Eu estava no esconderijo dele enquanto pensava nessas coisas, tendo vindo para garantir que Jamie e Logan não se engalfinhassem nos quilômetros até aqui, porque agora, além de um sobrinho adolescente, eu tinha também um ex-Buscador mal-humorado para tomar conta, já que ele não entendia que era apenas uma criança inconsequente nessa coisa nova de ser humano. Mas, depois da viagem um pouco longa na estrada esburacada e tortuosa, eu estava me arrependendo disso, agora que o cansaço tomava conta de minhas pernas e o resto de meu corpo doía um pouco. Talvez eu esteja um pouco velho para brincar de babá, afinal.
A casa de Nate ficava numa antiga fábrica de doces caseiros, desativada antes mesmo da invasão, porque a estrada secundária onde ela estava, na saída de uma pequena cidade a caminho de Tucson, acabou se tornado um trecho inútil depois da construção de uma rodovia. A fábrica era também onde ficava a loja, então as vendas caíram drasticamente e os herdeiros abandonaram tudo depois da morte do dono. Isso foi há muito tempo e Nate achava que ninguém mais se lembrava do lugar, o que parecia estar certo porque, apesar da vigilância constante que os membros do grupo mantêm, apenas uma vez, em todos esses anos, Buscadores passaram por aqui, ao que Cal se encarregou de despistá-los.

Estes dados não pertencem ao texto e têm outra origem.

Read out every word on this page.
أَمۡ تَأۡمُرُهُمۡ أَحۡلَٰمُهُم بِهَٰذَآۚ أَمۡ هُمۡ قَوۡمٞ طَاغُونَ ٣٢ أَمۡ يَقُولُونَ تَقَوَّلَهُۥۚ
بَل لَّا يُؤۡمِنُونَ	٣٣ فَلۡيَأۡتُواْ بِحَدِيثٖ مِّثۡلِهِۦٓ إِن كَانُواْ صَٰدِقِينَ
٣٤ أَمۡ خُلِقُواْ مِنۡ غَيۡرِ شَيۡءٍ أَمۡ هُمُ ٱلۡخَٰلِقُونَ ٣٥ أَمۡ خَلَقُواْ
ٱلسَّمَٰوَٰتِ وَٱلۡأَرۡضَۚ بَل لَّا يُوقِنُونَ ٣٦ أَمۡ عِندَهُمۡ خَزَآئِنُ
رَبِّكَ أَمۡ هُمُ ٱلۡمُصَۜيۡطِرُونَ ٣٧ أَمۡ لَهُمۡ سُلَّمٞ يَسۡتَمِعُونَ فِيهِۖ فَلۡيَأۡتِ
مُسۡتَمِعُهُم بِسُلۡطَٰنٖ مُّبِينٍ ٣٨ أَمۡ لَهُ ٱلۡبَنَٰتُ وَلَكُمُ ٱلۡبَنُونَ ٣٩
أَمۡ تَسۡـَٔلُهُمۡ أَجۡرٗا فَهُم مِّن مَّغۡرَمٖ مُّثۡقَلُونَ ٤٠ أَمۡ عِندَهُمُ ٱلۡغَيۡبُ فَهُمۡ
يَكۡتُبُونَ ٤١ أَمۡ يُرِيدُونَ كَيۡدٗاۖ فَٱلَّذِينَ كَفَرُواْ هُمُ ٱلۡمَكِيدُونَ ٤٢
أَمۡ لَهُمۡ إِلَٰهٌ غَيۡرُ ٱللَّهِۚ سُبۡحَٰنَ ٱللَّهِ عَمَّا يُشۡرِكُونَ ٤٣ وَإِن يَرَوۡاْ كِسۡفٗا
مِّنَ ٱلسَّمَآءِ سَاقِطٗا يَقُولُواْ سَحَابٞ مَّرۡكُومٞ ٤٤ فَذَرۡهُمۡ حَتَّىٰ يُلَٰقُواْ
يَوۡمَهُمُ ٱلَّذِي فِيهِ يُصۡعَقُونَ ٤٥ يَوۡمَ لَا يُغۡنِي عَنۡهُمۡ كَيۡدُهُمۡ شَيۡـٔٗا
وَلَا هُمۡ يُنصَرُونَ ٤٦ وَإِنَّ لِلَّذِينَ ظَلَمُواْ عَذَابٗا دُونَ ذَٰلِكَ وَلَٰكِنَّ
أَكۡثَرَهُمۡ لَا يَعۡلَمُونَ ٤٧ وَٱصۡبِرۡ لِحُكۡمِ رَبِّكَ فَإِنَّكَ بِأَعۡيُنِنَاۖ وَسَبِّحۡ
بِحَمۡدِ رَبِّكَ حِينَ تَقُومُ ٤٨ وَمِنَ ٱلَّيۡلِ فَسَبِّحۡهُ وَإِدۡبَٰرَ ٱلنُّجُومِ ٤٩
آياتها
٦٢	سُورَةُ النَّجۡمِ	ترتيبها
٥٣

Ele disse que o terreno tinha sido adquirido por seu hospedeiro pouco antes da invasão, tão pouco antes, na verdade, que os humanos nem tinham tido tempo de arranjar os papéis com que concretizavam seus negócios, mas que ele se lembrava disso, então veio visitar o local. Quando chegou, percebendo que o local estava em estado lastimável de abandono, ele tinha se interessado em reformá-lo e transformar tudo em sua nova casa, com uma grande estufa onde cultivaria plantas ornamentais e o que mais pudesse fazer florescer.
Os Buscadores aceitaram tudo, já que não tinham razão para duvidar de outra Alma, congratulando Cal por seus esforços em favor da natureza. Eles garantiram que não havia interesse geral em restaurar aquela área, portanto Cal podia permanecer ali com suas plantas, então armazenaram alguns dados em seus registros e nunca mais voltaram.
Graças às habilidades de carpintaria de Rob, o lugar era agora uma casa simples, mas confortável, inclusive com a estufa de plantas que Cal mencionou aos Buscadores. Resulta que, depois de sua estadia no Mundo do Fogo, o rapaz parecia querer se desculpar com as flores na medida do possível.
— Ei, o que está pensando? — perguntou Nate se aproximando de mim com uma garrafa de água nas mãos.
Nunca era um pergunta fácil de responder, eu sempre pensava em muitas coisas ao mesmo tempo, mas ainda havia um pensamento mais fresco do que todos em minha cabeça, o mesmo que ocupava quase todas as minhas noites momentos antes de dormir e que eu estava tendo quando me distraí com as plantas de Cal que eu podia ver de onde estava sentado.
— Acho que na distância que percorremos — respondi, aceitando a gentileza bem-vinda da água. Fazia um calor dos infernos por ali também, mesmo para um homem acostumado ao deserto, como eu. — Obrigado — levantei a garrafa e Nate assentiu com a cabeça, sentando ao meu lado.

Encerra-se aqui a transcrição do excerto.